Americans just aren’t scared enough by global warming to take it seriously. That’s the lesson from the poll published in the Washington Post last month showing prospective Savior-in-Chief Al Gore down by 19 percent. If people really thought Gore’s pet cause was such a threat, wouldn’t they vote to protect their children? Can “Clinton fatigue” be that bad?

Our friends at the United Nations understand the need to get the United States more involved in stopping global warming. They also understand Americans’ basic sense of fair play and compassion, as evinced by our sending troops to Somalia, Haiti, Kosovo, Ersatz-Yugoslavia and maybe Dili. If some nation can convince us it’s getting the short end of the stick, U.S. largesse is not far behind.

To enlist our help, the United Nations is currently holding a special conference of “island states” that view themselves as threatened by global warming in general and sea level rise in particular.

“In low-lying areas, the sea has claimed our burial grounds,” said Samoan UN envoy Tuiloma Neroni Slade, chairman of the Alliance of Small Island States (AOSIS), an official UN hectoring organization. Slade added that in the Maldives, about 800 miles south of Bombay, “Climate change is already taking effect in terms of some of the life support systems.” Ditto for the Marshall Islands, Vanuatu et cetera.

Slade is banking on Americans’ being too guilt ridden to check the facts and ratifying the Kyoto Protocol on global warming pronto in order to make up for our sins. Unfortunately, facts are just a click away.

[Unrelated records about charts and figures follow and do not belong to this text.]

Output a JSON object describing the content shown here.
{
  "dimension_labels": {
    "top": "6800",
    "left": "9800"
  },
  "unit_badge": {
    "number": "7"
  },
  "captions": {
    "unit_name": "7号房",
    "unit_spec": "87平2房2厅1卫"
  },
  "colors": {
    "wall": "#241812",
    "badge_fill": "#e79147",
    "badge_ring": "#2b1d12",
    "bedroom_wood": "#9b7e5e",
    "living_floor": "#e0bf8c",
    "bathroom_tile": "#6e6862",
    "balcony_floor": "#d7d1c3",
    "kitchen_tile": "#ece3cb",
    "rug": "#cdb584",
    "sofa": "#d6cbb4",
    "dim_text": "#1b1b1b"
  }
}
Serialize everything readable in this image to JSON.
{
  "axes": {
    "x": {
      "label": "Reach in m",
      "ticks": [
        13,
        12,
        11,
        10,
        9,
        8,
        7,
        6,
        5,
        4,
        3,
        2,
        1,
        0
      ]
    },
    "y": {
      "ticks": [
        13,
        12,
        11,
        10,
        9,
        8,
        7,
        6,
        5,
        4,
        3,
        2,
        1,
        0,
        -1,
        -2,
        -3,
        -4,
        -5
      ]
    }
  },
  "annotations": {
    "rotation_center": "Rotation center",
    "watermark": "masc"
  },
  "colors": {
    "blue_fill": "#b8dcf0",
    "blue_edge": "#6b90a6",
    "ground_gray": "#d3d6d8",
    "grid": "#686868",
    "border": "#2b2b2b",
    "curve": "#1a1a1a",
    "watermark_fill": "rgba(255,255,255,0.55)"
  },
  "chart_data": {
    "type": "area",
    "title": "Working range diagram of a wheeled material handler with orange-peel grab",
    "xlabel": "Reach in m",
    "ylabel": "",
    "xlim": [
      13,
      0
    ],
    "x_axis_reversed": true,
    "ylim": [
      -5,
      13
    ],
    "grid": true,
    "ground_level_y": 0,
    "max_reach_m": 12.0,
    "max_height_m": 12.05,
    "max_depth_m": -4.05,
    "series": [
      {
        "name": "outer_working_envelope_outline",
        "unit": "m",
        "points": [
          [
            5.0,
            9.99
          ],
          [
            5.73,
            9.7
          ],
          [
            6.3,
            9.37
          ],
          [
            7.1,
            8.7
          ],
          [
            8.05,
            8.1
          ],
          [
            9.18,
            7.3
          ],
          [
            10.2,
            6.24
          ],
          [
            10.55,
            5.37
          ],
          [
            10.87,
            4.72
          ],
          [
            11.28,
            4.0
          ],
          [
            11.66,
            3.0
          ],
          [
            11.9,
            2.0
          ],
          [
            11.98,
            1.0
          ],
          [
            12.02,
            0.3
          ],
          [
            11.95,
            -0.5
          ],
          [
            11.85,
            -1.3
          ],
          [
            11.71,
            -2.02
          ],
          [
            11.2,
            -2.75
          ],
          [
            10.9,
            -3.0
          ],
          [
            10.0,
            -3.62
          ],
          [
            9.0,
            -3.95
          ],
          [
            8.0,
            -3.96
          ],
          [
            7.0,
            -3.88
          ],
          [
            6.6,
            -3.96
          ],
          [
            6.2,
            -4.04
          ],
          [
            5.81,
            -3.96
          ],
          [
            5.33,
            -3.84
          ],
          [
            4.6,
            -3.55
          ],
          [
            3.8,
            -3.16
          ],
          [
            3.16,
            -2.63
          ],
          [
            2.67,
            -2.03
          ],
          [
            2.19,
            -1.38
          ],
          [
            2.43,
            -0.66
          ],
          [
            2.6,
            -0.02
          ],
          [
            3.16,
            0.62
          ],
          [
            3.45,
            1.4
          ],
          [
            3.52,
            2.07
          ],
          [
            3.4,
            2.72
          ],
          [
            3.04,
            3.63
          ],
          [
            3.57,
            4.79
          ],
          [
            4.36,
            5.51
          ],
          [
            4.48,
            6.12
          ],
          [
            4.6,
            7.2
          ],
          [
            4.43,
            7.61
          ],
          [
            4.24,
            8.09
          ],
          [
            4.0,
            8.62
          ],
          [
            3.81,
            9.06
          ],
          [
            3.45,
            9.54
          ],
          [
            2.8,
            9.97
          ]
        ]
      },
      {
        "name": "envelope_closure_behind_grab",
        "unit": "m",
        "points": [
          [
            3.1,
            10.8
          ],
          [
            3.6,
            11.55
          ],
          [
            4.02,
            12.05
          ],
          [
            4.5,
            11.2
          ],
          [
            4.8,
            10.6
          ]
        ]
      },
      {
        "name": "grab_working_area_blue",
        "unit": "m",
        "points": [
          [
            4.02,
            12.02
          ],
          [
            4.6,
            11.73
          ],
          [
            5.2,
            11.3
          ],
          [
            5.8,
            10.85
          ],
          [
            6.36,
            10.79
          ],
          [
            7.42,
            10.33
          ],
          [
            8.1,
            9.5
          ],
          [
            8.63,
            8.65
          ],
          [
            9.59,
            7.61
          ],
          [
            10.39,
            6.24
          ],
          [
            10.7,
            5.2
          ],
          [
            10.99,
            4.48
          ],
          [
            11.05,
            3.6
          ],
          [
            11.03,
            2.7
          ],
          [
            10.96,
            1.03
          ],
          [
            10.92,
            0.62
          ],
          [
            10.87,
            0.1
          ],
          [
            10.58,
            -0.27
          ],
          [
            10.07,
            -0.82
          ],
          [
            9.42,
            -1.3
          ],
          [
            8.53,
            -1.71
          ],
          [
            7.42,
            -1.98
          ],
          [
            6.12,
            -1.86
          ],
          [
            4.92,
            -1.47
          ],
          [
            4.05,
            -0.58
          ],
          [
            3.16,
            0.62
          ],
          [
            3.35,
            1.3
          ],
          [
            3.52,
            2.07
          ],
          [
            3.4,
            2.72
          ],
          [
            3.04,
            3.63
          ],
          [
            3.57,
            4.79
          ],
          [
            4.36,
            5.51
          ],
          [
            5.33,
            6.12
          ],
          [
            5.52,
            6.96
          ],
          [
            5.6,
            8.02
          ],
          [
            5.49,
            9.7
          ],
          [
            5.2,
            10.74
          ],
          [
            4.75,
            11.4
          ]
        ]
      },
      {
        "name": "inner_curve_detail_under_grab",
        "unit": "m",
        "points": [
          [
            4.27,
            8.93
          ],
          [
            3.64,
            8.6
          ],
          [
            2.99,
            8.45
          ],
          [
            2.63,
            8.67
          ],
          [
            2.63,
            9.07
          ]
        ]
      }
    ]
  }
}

The 1995 report of the UN’s Intergovernmental Panel on Climate Change (IPCC) contains a whole chapter on sea level rise, complete with charts. The monitoring station closest to Samoa is Sydney, Australia, where there has been a truly tiny rise in sea level of only 3.14 inches in the last 100 years. But almost all of that took place before 1950. Since then, the rise in sea level, which has “claimed their burying grounds,” has been 0.4 inches.

In the IPCC report, Bombay is the station nearest the Maldives. As Casey Stengel used to say, “You could look it up,” and there it is: sea level has fallen an inch in Bombay in the last 50 years.

Nice try, Mr. Slade.

Of course, the IPCC forecasts that sea level will rise in the next 100 years. The most recent projection gives two median values: 19.3 inches from one model and 10.6 inches from another termed “equally plausible.” But global warming is proceeding at a slower pace than those models assumed, so it’s probably a good idea to cut the totals by a third or so. Could Pacific Islanders adapt to 10 inches of sea-level rise in the course of a century?

Consider the Outer Banks of North Carolina, where, every few years, the sea rises about 12 feet in 10 minutes. This is a hurricane. Because of hurricanes, up until 1950 or so very few people lived there. Fearing the wind, the handful of mainlanders who came in the 1950s built little one-story “flattop” homes, nestled beneath the dune crest to protect them from the wind.

When away from home, those people were able to charge $100 or so a week for a summer “beachfront” rental, which really meant a human-eye view of the barrier dune. The flattop owners then discovered that wind wasn’t the problem after all, as their vacation houses were washed away into the sea by the numerous hurricanes of the 1950s and 60s.

One day they got the fine idea of elevating their homes on stilts so the sea could rush harmlessly underneath during a hurricane. Of course, that didn’t protect them from a direct hit by the northeastern eyewall of a Category 3 storm. In that case, a beachfront home is usually plumb out of luck, but the damage swaths in such storms are surprisingly narrow considering the thousands of miles of developed coastline from Brownsville, Texas, to Eastport, Maine. Somehow, damaged areas tend to appear larger on TV.

Stilts protect the houses from most every other hurricane. And, as a side benefit of the elevation of their homes, vacationers now view sunrises over the Atlantic Ocean and sunsets over Albemarle Sound from the same house. Rent skyrocketed, to $5,000 per week in high season.

A trip to Kwajelein in the Marshall Islands reveals that most of the homes are as close to the ground as they were in North Carolina before someone discovered how to make big bucks and survive foot after foot of extremely rapid tidal inundation. It seems probable that the AOSIS people will figure out how to adapt to 10 inches of sea-level rise in 100 years. They don’t need our help to raise property values fiftyfold. And if they don’t, it won’t be because they couldn’t.